- The paper demonstrates a novel post-training method that leverages synthetic reasoning traces to improve LLMs' reasoning efficiency and accuracy.
- It shows that GPT-OSS traces reduce inference tokens by approximately 4× compared to DeepSeek-R1, offering significant operational benefits.
- Experiments on 242,000 math problems across multiple benchmarks validate the approach and highlight potential cost reductions in real-world applications.
Learning to Reason: Training LLMs with GPT-OSS or DeepSeek R1 Reasoning Traces
Introduction
The paper "Learning to Reason: Training LLMs with GPT-OSS or DeepSeek R1 Reasoning Traces" investigates strategies for enhancing reasoning capabilities in LLMs through the use of synthetic reasoning traces generated by frontier models such as DeepSeek-R1 and GPT-OSS. The authors focus on post-training medium-sized LLMs to learn from these traces, aiming to optimize reasoning efficiency and accuracy without relying on costly human-annotated data.
Background and Methodology
The approach outlined in this paper leverages test-time scaling, a method that increases computational resources during inference to improve model accuracy. This enables models to generate intermediate reasoning traces as they work through complex problems. These traces, produced by DeepSeek-R1 and GPT-OSS, serve as high-quality training data for smaller models, helping them develop sophisticated reasoning skills.
In the experiments, the authors sampled 300,000 math problems from the Nemotron-Post-Training-Dataset-v1, analyzing and comparing reasoning traces from DeepSeek-R1 and the GPT-OSS model. Rigorous filtering methods ensured only samples with correct answers from both models were used, resulting in a final dataset of 242,000 samples.
Experimental Setup
Two 12B parameter models were selected as the base for this paper: NVIDIA-Nemotron-Nano-12B-v2-Base and Mistral-Nemo-Base-2407. These models underwent post-training using reasoning traces from the aforementioned datasets. The training infrastructure comprised NVIDIA's DGX Cloud Lepton and NeMo Framework to ensure efficiency and scalability during the experiments.
Training was conducted with specific hyperparameters, such as a learning rate of $5e-6$ and a global batch size encompassing approximately $11.5B$ tokens overall. The models were evaluated across benchmarks, including GSM8k, AIME 2025, and MATH-500, using standardized conditions for consistency.
Results
The results demonstrate comparable accuracy across math benchmarks for models trained on both reasoning styles. However, gpt-oss generated approximately 4× fewer tokens during inference compared to DeepSeek-R1, highlighting a significant efficiency advantage.
Figure 1: Graph comparing the training loss when fine-tuning Nemotron-Nano-12B-V2 on the two datasets.

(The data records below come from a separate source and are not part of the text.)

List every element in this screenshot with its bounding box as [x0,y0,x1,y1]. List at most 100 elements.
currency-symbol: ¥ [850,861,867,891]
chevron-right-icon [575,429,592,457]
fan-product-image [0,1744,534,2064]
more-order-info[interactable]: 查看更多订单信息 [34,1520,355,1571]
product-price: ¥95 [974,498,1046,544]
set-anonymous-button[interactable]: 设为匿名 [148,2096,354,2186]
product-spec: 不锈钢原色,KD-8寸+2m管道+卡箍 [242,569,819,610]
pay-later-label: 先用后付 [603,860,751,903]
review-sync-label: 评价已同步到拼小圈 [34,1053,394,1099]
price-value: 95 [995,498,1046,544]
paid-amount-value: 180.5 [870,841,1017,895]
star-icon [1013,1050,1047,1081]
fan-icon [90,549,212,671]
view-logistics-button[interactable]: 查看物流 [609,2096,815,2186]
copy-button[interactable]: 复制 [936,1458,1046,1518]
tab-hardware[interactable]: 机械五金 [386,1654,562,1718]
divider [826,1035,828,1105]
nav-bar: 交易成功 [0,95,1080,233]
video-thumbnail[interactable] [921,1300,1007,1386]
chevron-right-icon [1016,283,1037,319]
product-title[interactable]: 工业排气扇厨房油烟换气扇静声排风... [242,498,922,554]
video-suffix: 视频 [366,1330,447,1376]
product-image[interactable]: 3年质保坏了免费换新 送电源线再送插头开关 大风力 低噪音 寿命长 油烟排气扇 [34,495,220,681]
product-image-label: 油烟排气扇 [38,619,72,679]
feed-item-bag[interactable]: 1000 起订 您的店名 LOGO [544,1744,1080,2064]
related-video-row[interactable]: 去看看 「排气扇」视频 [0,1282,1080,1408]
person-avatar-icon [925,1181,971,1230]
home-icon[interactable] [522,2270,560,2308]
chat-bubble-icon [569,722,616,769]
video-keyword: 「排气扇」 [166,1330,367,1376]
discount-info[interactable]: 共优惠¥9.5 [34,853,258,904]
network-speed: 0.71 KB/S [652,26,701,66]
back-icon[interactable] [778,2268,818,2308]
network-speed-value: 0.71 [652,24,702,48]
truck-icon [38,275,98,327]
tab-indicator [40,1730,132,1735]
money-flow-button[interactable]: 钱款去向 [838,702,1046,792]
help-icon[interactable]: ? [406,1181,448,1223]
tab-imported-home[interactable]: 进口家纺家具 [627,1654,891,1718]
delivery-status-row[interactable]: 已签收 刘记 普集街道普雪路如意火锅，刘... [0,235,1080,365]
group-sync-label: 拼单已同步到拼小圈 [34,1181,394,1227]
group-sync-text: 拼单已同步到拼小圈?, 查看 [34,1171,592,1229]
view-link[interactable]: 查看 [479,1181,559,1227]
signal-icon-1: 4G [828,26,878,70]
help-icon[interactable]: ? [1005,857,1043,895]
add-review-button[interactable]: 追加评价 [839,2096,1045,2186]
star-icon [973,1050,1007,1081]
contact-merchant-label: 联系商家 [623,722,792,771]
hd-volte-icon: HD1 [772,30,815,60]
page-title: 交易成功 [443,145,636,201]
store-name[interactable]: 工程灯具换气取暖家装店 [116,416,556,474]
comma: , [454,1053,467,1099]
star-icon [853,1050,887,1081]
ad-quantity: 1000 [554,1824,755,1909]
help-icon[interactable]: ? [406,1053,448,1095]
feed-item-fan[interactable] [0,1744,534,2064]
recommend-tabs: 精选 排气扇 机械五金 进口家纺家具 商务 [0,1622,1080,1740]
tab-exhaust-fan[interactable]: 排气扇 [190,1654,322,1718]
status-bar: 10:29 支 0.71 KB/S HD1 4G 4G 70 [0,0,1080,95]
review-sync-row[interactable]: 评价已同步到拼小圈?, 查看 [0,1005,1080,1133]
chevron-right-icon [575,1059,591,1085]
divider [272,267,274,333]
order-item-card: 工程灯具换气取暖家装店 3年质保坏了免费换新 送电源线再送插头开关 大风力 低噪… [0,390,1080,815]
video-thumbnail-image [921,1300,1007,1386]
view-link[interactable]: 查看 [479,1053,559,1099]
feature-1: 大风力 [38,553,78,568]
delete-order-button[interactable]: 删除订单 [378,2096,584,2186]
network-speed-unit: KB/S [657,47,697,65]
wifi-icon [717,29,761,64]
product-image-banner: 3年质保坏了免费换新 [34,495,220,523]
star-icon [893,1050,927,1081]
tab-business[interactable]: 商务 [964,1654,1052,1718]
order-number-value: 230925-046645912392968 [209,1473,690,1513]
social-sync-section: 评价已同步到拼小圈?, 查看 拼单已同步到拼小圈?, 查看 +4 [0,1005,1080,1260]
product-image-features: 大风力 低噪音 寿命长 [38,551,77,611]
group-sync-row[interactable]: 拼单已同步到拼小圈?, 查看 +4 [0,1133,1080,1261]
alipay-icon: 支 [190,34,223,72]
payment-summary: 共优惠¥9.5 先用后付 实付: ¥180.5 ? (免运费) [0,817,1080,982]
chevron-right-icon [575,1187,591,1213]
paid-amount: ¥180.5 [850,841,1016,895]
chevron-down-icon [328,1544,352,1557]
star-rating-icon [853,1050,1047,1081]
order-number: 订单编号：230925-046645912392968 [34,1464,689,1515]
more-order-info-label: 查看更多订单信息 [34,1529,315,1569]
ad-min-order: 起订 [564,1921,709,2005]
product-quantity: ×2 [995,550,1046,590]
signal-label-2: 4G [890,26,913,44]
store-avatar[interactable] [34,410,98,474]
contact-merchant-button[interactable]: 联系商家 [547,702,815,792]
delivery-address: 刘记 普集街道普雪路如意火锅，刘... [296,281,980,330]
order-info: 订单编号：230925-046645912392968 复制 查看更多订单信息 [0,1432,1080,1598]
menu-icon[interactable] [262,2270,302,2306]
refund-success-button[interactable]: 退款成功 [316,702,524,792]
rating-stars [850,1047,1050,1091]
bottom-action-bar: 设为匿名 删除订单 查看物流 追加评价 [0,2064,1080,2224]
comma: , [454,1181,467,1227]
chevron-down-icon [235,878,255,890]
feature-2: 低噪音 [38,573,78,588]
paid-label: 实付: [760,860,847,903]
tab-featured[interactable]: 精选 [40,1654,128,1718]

The figure illustrates that fine-tuning on DeepSeek-R1 traces resulted in low, stable training loss, whereas gpt-oss traces showed a gradually decreasing loss. This suggests the influence of initial training datasets containing DeepSeek-R1 traces.
Discussion
Although verbose reasoning traces from models like DeepSeek-R1 might intuitively seem beneficial, the paper reveals that efficiency gains are achievable without compromising accuracy. Models trained using gpt-oss traces evidenced both fewer tokens and comparable performance, offering a tangible reduction in latency and operational costs in real-world applications.
These findings open avenues for further inquiry into reasoning efficiency across different tasks and prompts exploration of hybrid approaches that blend multiple reasoning styles to achieve optimal balance between verbosity and performance.
Conclusion
The paper effectively contrasts the reasoning styles of DeepSeek-R1 and gpt-oss in training medium-sized LLMs. Both styles demonstrate similar accuracy on challenging math tasks, though impact inference efficiency differently. Understanding these dynamics enhances deployment cost-efficiency and responsiveness in applied settings. This work invites further exploration into integrating diverse reasoning traces in training regimens, contributing to broader advancements in AI reasoning capabilities.